Terrible Customer Service? The Answer Might Surprise You
By Susan Crotty
Customer service in the UAE is a fascination for many. Anecdotally, we hear complaints in the media about service from banking and retail to hotels and restaurants. In most cases, these businesses are most likely trying hard to get it right.
In a tone that implied an idiot should know this, the head of retail consulting for a large international firm recently told me that investing in good customer service does not make economic sense in this region. In another conversation, a self-styled customer satisfaction expert said the issue was obvious: you just needed to train staff and let them know that secret shoppers would be watching.
Neither point of view makes much sense in my opinion. Research on management practices, including some of my own, shows why these "experts" are wrong.
Customer service is typically viewed as a problem at the level of the individual business. In a global economy, however, where tourists and citizens choose where to spend their travel and shopping dollars, this is a very narrow and short-sighted viewpoint.
If women do not like the customer service in a high-fashion outlet in Dubai Mall, they will simply buy handbags in Europe instead. A businessman who feels slighted by the attention he receives at a restaurant in Abu Dhabi may choose to vacation in Asia on his next holiday. It's difficult to measure these losses, but anecdotal evidence shows that they do occur.
Retailers and business owners have two typical arguments why they cannot deliver better customer service - or why it doesn't matter. The first involves a common complaint about the available labour pool. I find this argument to be almost overtly racist. Having travelled in many countries, I've seen fantastic customer service offered by people of every nationality. If there is a problem with performance, race or nationality does not explain it.

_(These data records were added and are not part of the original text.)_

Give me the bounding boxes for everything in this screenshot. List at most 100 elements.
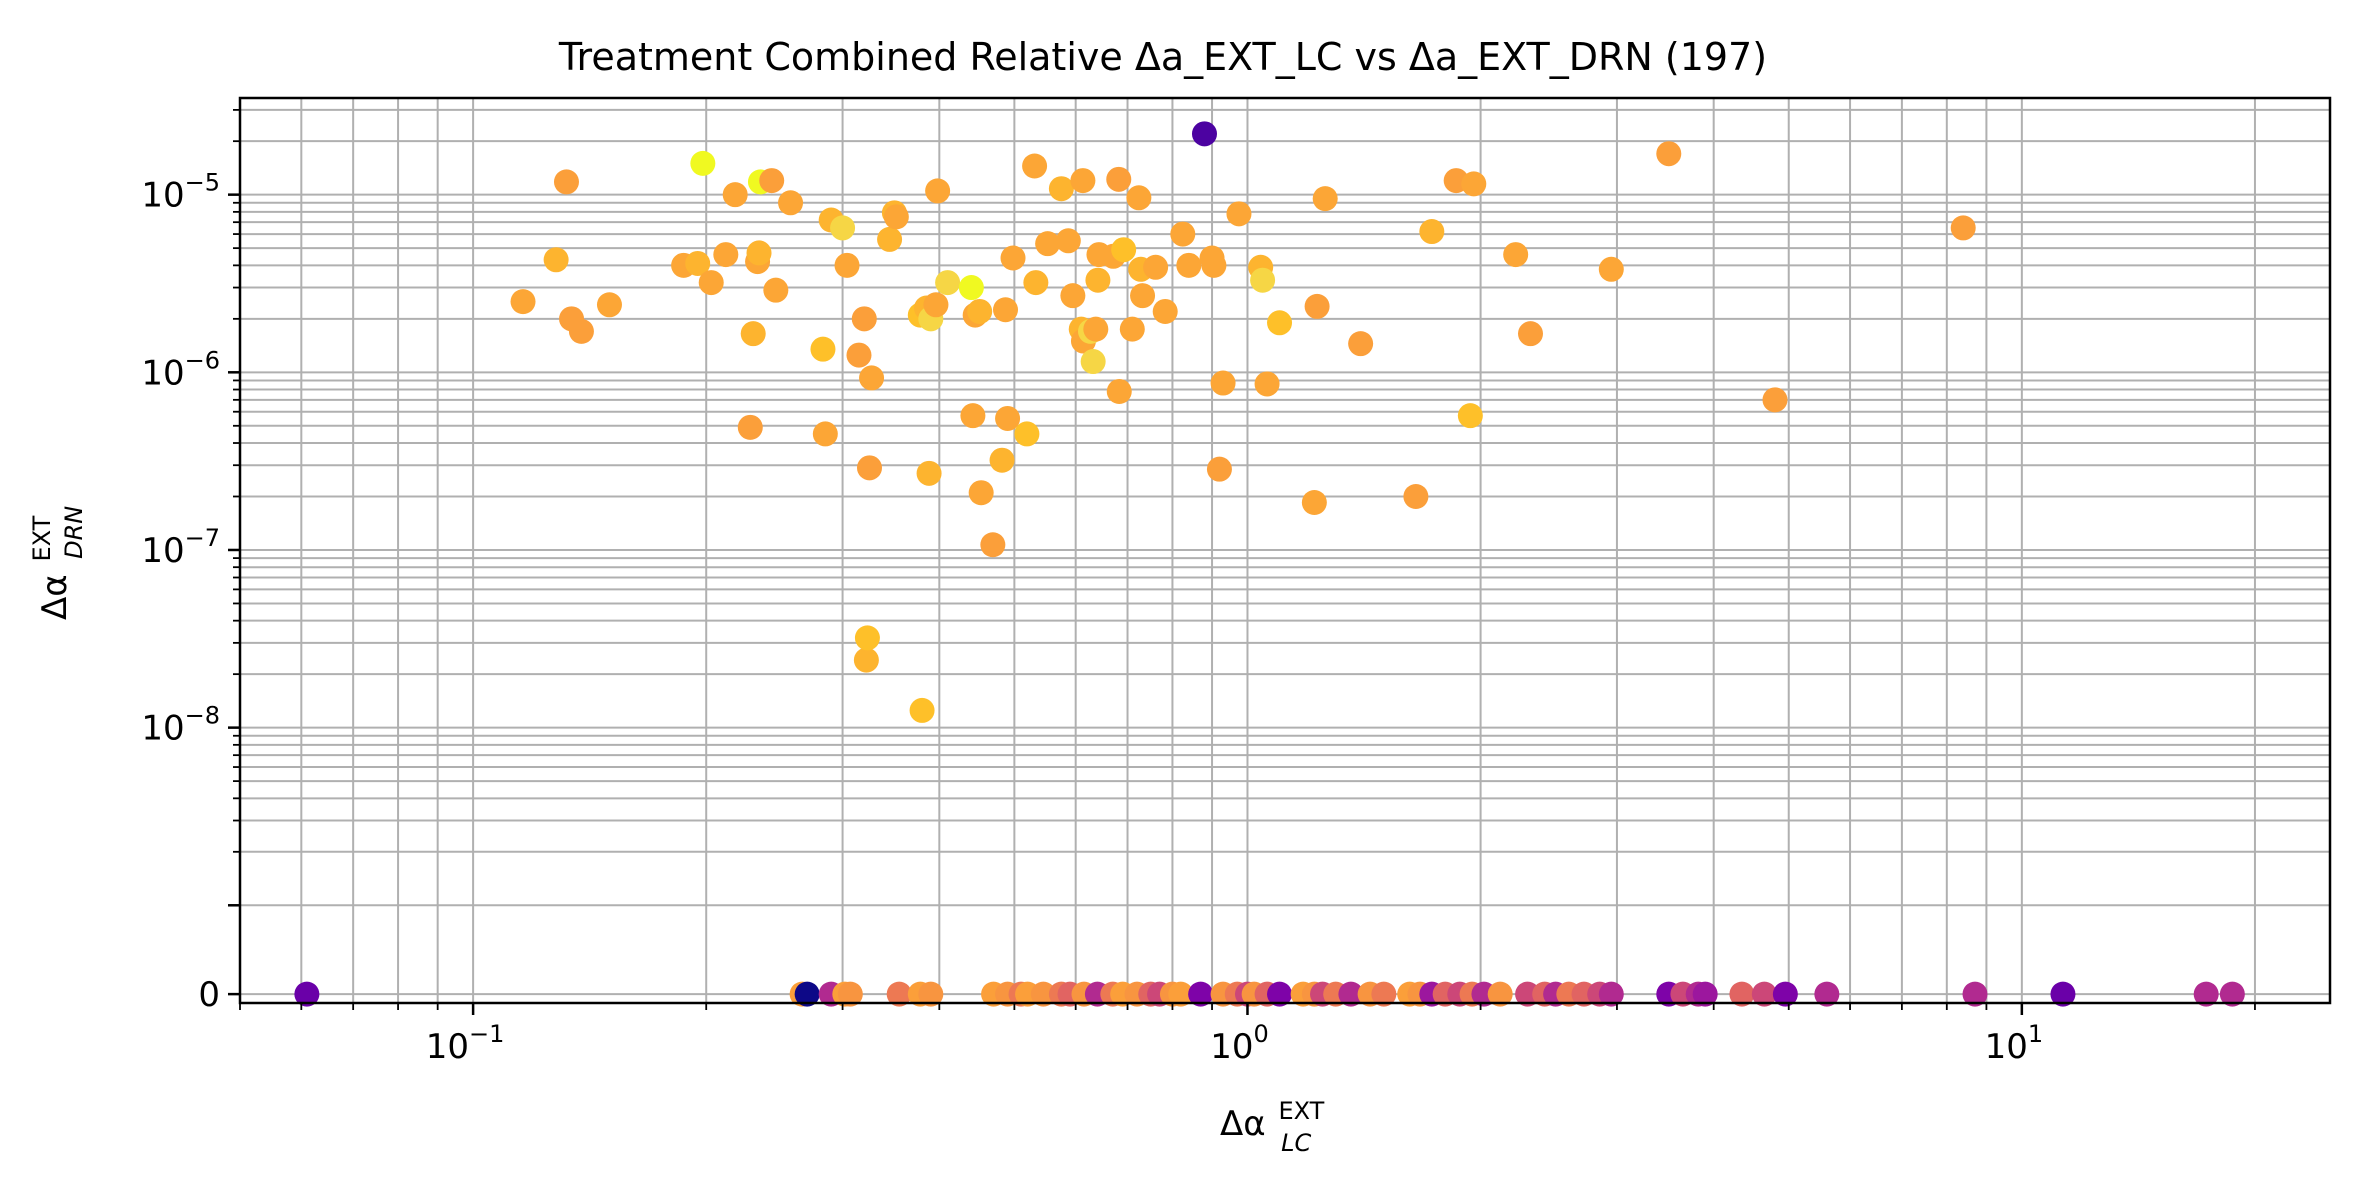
x-axis-label-base: Δα bbox=[1220, 1104, 1266, 1144]
y-axis-label-sup: EXT bbox=[28, 515, 56, 561]
x-axis-label-sup: EXT bbox=[1278, 1097, 1324, 1125]
scatter-point bbox=[1348, 331, 1374, 357]
scatter-point bbox=[1250, 267, 1276, 293]
scatter-point bbox=[1111, 237, 1137, 263]
scatter-point bbox=[856, 455, 882, 481]
scatter-point bbox=[960, 403, 986, 429]
scatter-point bbox=[1188, 981, 1214, 1007]
scatter-point bbox=[1267, 310, 1293, 336]
scatter-point bbox=[1085, 267, 1111, 293]
y-axis-label: Δα EXT DRN bbox=[19, 505, 88, 620]
scatter-point bbox=[1338, 981, 1364, 1007]
scatter-point bbox=[1254, 371, 1280, 397]
y-tick-label: 10−6 bbox=[141, 346, 220, 393]
scatter-point bbox=[967, 298, 993, 324]
scatter-point bbox=[877, 226, 903, 252]
scatter-point bbox=[1598, 256, 1624, 282]
scatter-point bbox=[1457, 403, 1483, 429]
scatter-point bbox=[1729, 981, 1755, 1007]
scatter-point bbox=[1403, 483, 1429, 509]
scatter-point bbox=[989, 447, 1015, 473]
scatter-point bbox=[794, 981, 820, 1007]
scatter-point bbox=[1312, 186, 1338, 212]
y-axis-label-sub: DRN bbox=[60, 506, 88, 559]
scatter-point bbox=[851, 306, 877, 332]
scatter-point bbox=[1106, 378, 1132, 404]
scatter-point bbox=[698, 270, 724, 296]
scatter-point bbox=[830, 215, 856, 241]
scatter-point bbox=[812, 421, 838, 447]
chart-title: Treatment Combined Relative Δa_EXT_LC vs… bbox=[558, 35, 1767, 79]
scatter-point bbox=[1267, 981, 1293, 1007]
scatter-point bbox=[1000, 245, 1026, 271]
scatter-point bbox=[740, 321, 766, 347]
scatter-point bbox=[1226, 201, 1252, 227]
scatter-point bbox=[543, 247, 569, 273]
scatter-point bbox=[746, 240, 772, 266]
scatter-point bbox=[859, 365, 885, 391]
scatter-point bbox=[1152, 298, 1178, 324]
scatter-point bbox=[935, 270, 961, 296]
scatter-point bbox=[1130, 283, 1156, 309]
scatter-point bbox=[1814, 981, 1840, 1007]
scatter-point bbox=[596, 292, 622, 318]
x-axis-label: Δα EXT LC bbox=[1220, 1088, 1335, 1157]
scatter-point bbox=[1126, 185, 1152, 211]
scatter-point bbox=[1023, 270, 1049, 296]
scatter-point bbox=[1210, 370, 1236, 396]
scatter-point bbox=[294, 981, 320, 1007]
scatter-point bbox=[923, 292, 949, 318]
scatter-point bbox=[995, 405, 1021, 431]
y-tick-label: 10−8 bbox=[141, 702, 220, 749]
scatter-point bbox=[685, 250, 711, 276]
scatter-point bbox=[778, 190, 804, 216]
scatter-point bbox=[553, 169, 579, 195]
scatter-point bbox=[1950, 215, 1976, 241]
scatter-point bbox=[918, 981, 944, 1007]
y-tick-label: 0 bbox=[198, 975, 220, 1015]
scatter-point bbox=[690, 150, 716, 176]
scatter-point bbox=[837, 981, 863, 1007]
scatter-point bbox=[1119, 316, 1145, 342]
scatter-point bbox=[1503, 242, 1529, 268]
x-tick-label: 100 bbox=[1210, 1020, 1269, 1067]
scatter-point bbox=[1143, 254, 1169, 280]
scatter-point bbox=[1168, 981, 1194, 1007]
scatter-point bbox=[1083, 316, 1109, 342]
y-tick-label: 10−7 bbox=[141, 524, 220, 571]
scatter-point bbox=[1656, 141, 1682, 167]
scatter-point bbox=[1170, 221, 1196, 247]
scatter-point bbox=[1191, 121, 1217, 147]
scatter-point bbox=[1304, 293, 1330, 319]
y-axis-label-base: Δα bbox=[35, 574, 75, 620]
scatter-point bbox=[1048, 176, 1074, 202]
scatter-point bbox=[2050, 981, 2076, 1007]
scatter-point bbox=[1070, 168, 1096, 194]
scatter-point bbox=[853, 647, 879, 673]
scatter-point bbox=[1762, 387, 1788, 413]
scatter-point bbox=[1206, 456, 1232, 482]
scatter-point bbox=[854, 625, 880, 651]
scatter-point bbox=[1106, 166, 1132, 192]
scatter-point bbox=[1419, 219, 1445, 245]
scatter-point bbox=[1055, 228, 1081, 254]
scatter-point bbox=[1035, 231, 1061, 257]
scatter-point bbox=[2193, 981, 2219, 1007]
tick-labels: 10−1 100 101 0 10−8 10−7 10−6 10−5 bbox=[141, 169, 2043, 1067]
scatter-point bbox=[1060, 283, 1086, 309]
scatter-point bbox=[909, 697, 935, 723]
scatter-point bbox=[1692, 981, 1718, 1007]
scatter-point bbox=[1030, 981, 1056, 1007]
scatter-point bbox=[763, 277, 789, 303]
scatter-point bbox=[1487, 981, 1513, 1007]
scatter-point bbox=[2219, 981, 2245, 1007]
scatter-point bbox=[1080, 349, 1106, 375]
scatter-points bbox=[294, 121, 2245, 1007]
scatter-point bbox=[980, 532, 1006, 558]
x-axis-label-sub: LC bbox=[1281, 1129, 1311, 1157]
scatter-point bbox=[510, 289, 536, 315]
scatter-point bbox=[958, 275, 984, 301]
scatter-point bbox=[722, 182, 748, 208]
scatter-point bbox=[834, 252, 860, 278]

The explanation that customer service is not important to economic viability, because 80 per cent of the population is expatriate with many people coming from countries where service standards are low, is also unconvincing.
Here's why. Customer service is really about basic civility, facilitating transactions and bringing customers back to your establishment. If you have a product, you want people to buy it; regardless of what people are used to, they are going to buy more things if you make it easier for them. The few tweaks required to achieve quality customer service are about good management. How does that not make good economic sense?
Why isn't establishing good customer service standards as simple as monitoring staff? The beauty of social research shows that people do not, in fact, behave in intuitive ways. By introducing monitoring systems, such as secret shoppers, we often signal to employees that we do not trust them.
At the policy level, the UAE would benefit by focusing on management training, changing autocratic practices and encouraging partnerships between academia and industry.
Social research has an obvious value for economic development. We need a greater recognition of the importance of customer service and how it is achieved through good management. A manager is not just somebody who lords over employees, monitors their every move and punishes them if they go astray. We left that behind in the 1920s because it did not work.